Thanks very much for your input, I could have never figured the error on my own since it doesn’t show up on either my console output or the logfile.
I guess this is because I was not using the latest version.
…and because you didn’t follow the LAMMPS manual about debugging crashes:
I am now using the latest stable release and I got the same error as you.
I have a follow-up question related to the error:
ERROR: Pair lj/long/dipole/long requires atom attributes mu, torque (src/DIPOLE/pair_lj_long_dipole_long.cpp:237)
I understand “mu” is the dipole that is associated with point particles.
How does one specify this for the extended rigid molecules?
mu and torque are properties of atoms and thus as enabled by using a suitable atom style.
For spheres, one can of course use:
set group group-ID dipole/random seed value
The error also mentions the “torque” for the atom attributes.
However, I do not see torque attribute for any of the atom styles or the molecules.
torque is not a static property that you set with the set command, but computed (like forces) during the computation of the interactions.
Albeit, the molecules do have the Moment of Inertia attribute that can be specified.
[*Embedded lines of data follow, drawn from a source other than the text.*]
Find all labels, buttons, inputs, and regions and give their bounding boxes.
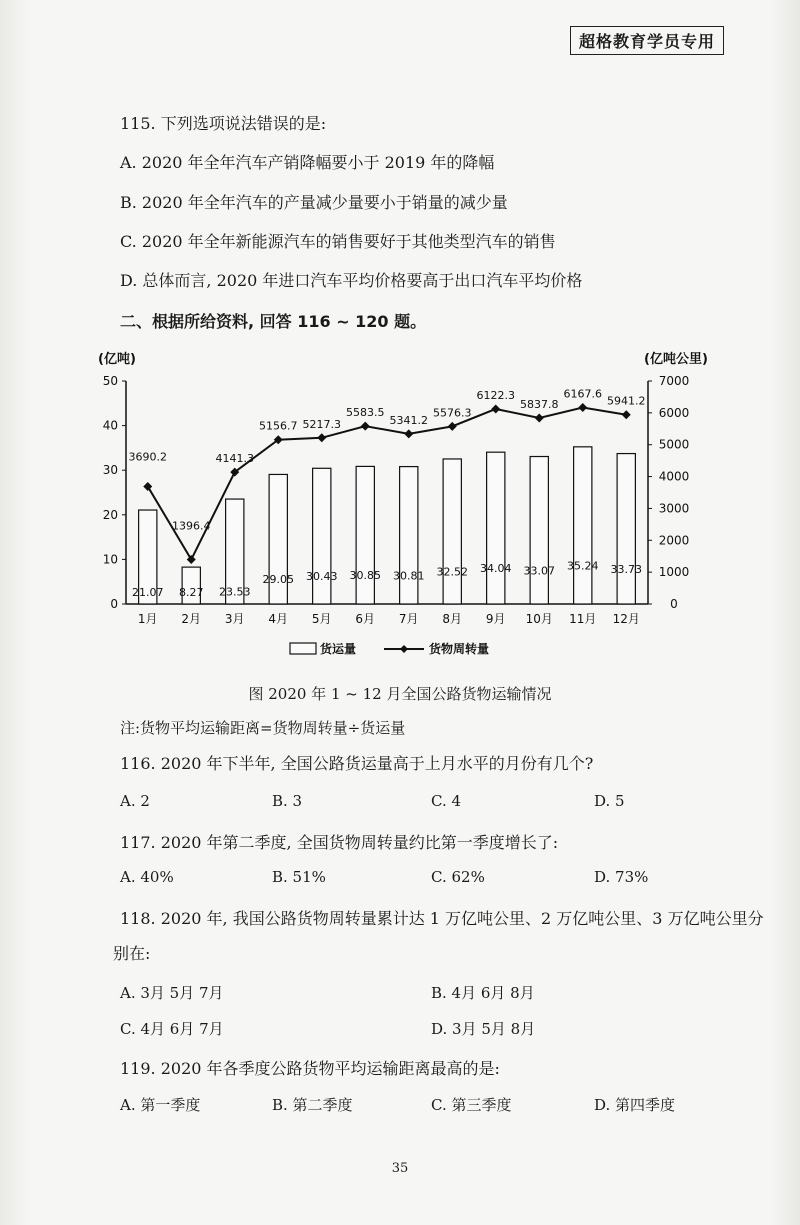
legend-line-marker [400, 645, 408, 653]
bar [400, 467, 418, 604]
line-point [622, 410, 631, 419]
line-value-label: 5156.7 [259, 419, 298, 433]
bar-value-label: 23.53 [219, 585, 251, 599]
right-tick-label: 5000 [658, 437, 690, 452]
line-point [448, 422, 457, 431]
bar-value-label: 30.85 [349, 569, 381, 583]
bar-value-label: 21.07 [132, 586, 164, 599]
category-label: 5月 [311, 612, 332, 626]
section-heading: 二、根据所给资料, 回答 116 ~ 120 题。 [120, 312, 427, 331]
category-label: 10月 [525, 612, 553, 626]
question-118-option-b: B. 4月 6月 8月 [431, 984, 535, 1002]
line-point [187, 555, 196, 564]
question-117-option-d: D. 73% [594, 868, 649, 886]
bar [487, 452, 505, 604]
line-value-label: 5583.5 [346, 406, 385, 420]
question-115-option-b: B. 2020 年全年汽车的产量减少量要小于销量的减少量 [120, 193, 508, 212]
bar [530, 457, 548, 604]
line-value-label: 5576.3 [433, 406, 472, 420]
bar [313, 468, 331, 604]
category-label: 1月 [137, 612, 158, 626]
question-115-option-a: A. 2020 年全年汽车产销降幅要小于 2019 年的降幅 [120, 153, 495, 172]
bar [356, 466, 374, 604]
line-point [404, 429, 413, 438]
bar-value-label: 35.24 [567, 559, 599, 573]
left-tick-label: 0 [110, 597, 118, 611]
line-value-label: 5837.8 [520, 398, 559, 412]
left-tick-label: 20 [102, 507, 118, 522]
bar [574, 447, 592, 604]
bar-value-label: 33.07 [523, 564, 555, 578]
question-119-option-a: A. 第一季度 [120, 1096, 201, 1114]
category-label: 9月 [485, 612, 506, 626]
bar-value-label: 33.73 [610, 562, 642, 576]
legend-bar-label: 货运量 [320, 642, 357, 656]
line-point [535, 414, 544, 423]
left-tick-label: 30 [102, 463, 118, 478]
category-label: 4月 [268, 612, 289, 626]
question-119-option-d: D. 第四季度 [594, 1096, 676, 1114]
bar [443, 459, 461, 604]
question-115-stem: 115. 下列选项说法错误的是: [120, 114, 327, 133]
line-point [491, 404, 500, 413]
category-label: 3月 [224, 612, 245, 626]
question-118-option-c: C. 4月 6月 7月 [120, 1020, 224, 1038]
bar [617, 454, 635, 604]
category-label: 6月 [355, 612, 376, 626]
question-119-option-b: B. 第二季度 [272, 1096, 353, 1114]
question-118-stem-line2: 别在: [113, 944, 151, 963]
freight-chart [0, 340, 800, 670]
legend-line-label: 货物周转量 [429, 642, 490, 656]
line-point [143, 482, 152, 491]
question-117-stem: 117. 2020 年第二季度, 全国货物周转量约比第一季度增长了: [120, 833, 559, 852]
right-tick-label: 3000 [658, 501, 690, 516]
bar-value-label: 29.05 [262, 573, 294, 587]
line-series [148, 408, 627, 560]
question-116-stem: 116. 2020 年下半年, 全国公路货运量高于上月水平的月份有几个? [120, 754, 594, 773]
line-point [578, 403, 587, 412]
right-tick-label: 0 [670, 597, 678, 611]
question-117-option-b: B. 51% [272, 868, 326, 886]
category-label: 2月 [181, 612, 202, 626]
category-label: 7月 [398, 612, 419, 626]
chart-note: 注:货物平均运输距离=货物周转量÷货运量 [120, 719, 406, 737]
bar-value-label: 30.43 [306, 570, 338, 584]
right-tick-label: 4000 [658, 469, 690, 484]
right-tick-label: 2000 [658, 533, 690, 548]
line-point [361, 422, 370, 431]
line-value-label: 5341.2 [389, 413, 428, 427]
bar-value-label: 34.04 [480, 562, 512, 576]
right-axis-unit: (亿吨公里) [644, 352, 708, 367]
chart-caption: 图 2020 年 1 ~ 12 月全国公路货物运输情况 [248, 685, 552, 703]
left-tick-label: 40 [102, 418, 118, 433]
page-number: 35 [391, 1161, 409, 1176]
question-119-option-c: C. 第三季度 [431, 1096, 512, 1114]
bar-value-label: 32.52 [436, 565, 468, 579]
line-point [317, 433, 326, 442]
question-117-option-a: A. 40% [120, 868, 174, 886]
left-tick-label: 50 [102, 374, 118, 388]
line-value-label: 3690.2 [128, 450, 167, 464]
line-value-label: 5941.2 [607, 394, 646, 408]
question-119-stem: 119. 2020 年各季度公路货物平均运输距离最高的是: [120, 1059, 500, 1078]
left-axis-unit: (亿吨) [98, 352, 136, 367]
question-116-option-a: A. 2 [120, 792, 150, 810]
right-tick-label: 6000 [658, 405, 690, 420]
line-value-label: 5217.3 [302, 417, 341, 431]
right-tick-label: 1000 [658, 565, 690, 580]
question-117-option-c: C. 62% [431, 868, 485, 886]
question-116-option-d: D. 5 [594, 792, 625, 810]
category-label: 12月 [612, 612, 640, 626]
line-value-label: 1396.4 [172, 519, 211, 533]
category-label: 8月 [442, 612, 463, 626]
bar-value-label: 30.81 [393, 569, 425, 583]
right-tick-label: 7000 [658, 374, 690, 388]
question-116-option-b: B. 3 [272, 792, 303, 810]
line-value-label: 6122.3 [476, 388, 515, 402]
category-label: 11月 [569, 612, 597, 626]
question-118-option-d: D. 3月 5月 8月 [431, 1020, 536, 1038]
line-value-label: 4141.3 [215, 452, 254, 466]
question-115-option-d: D. 总体而言, 2020 年进口汽车平均价格要高于出口汽车平均价格 [120, 271, 583, 290]
left-tick-label: 10 [102, 552, 118, 567]
header-stamp: 超格教育学员专用 [570, 26, 724, 55]
legend-bar-swatch [290, 643, 316, 654]
question-116-option-c: C. 4 [431, 792, 462, 810]
question-118-option-a: A. 3月 5月 7月 [120, 984, 224, 1002]
question-118-stem-line1: 118. 2020 年, 我国公路货物周转量累计达 1 万亿吨公里、2 万亿吨公里、3 万亿吨公里分 [120, 909, 764, 928]
bar-value-label: 8.27 [179, 586, 204, 599]
line-value-label: 6167.6 [563, 387, 602, 401]
question-115-option-c: C. 2020 年全年新能源汽车的销售要好于其他类型汽车的销售 [120, 232, 556, 251]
So, isn’t the “fix rigid/nvt/small” supposed to compute the torques internally based on the forces acting on the rigid particles/molecules?
I could not find anything relevant from the documentation, but it is very much possible I have missed it.
there is a difference between torque on rigid bodies and torque on atoms.
As regards the use of the options for the pair style “lj/long/dipole/long off off $$”, I had the same question.
The molecule actually has a linear quadrupole moment (i.e. two antiparallel dipoles).
which you are modeling through 4 point charges. so there is no need to include explicit dipoles and to use a pair style that uses such dipoles.
it looks to me that this is a file with errors.
a correct pair style would be lj/cut/coul/cut or any variant with a damped or long-range coulomb or lj variant, if needed.
However, I am merely trying to be consistent with the prescribed force-field given below that is taken from the MolMod database.
there are some items that look inconsistent:
the length of the time step. you have metal units to the unit of time is 1 picosecond and thus a timestep or 0.1ps is quite unrealistic.
the mass for the hydrogen atom seems to be missing
the time constant for the thermostat with 10ps is quite large
i’ve tried accessing this website, but since it doesn’t support https there are serious problems accessing it with an up-to-date webbrowser.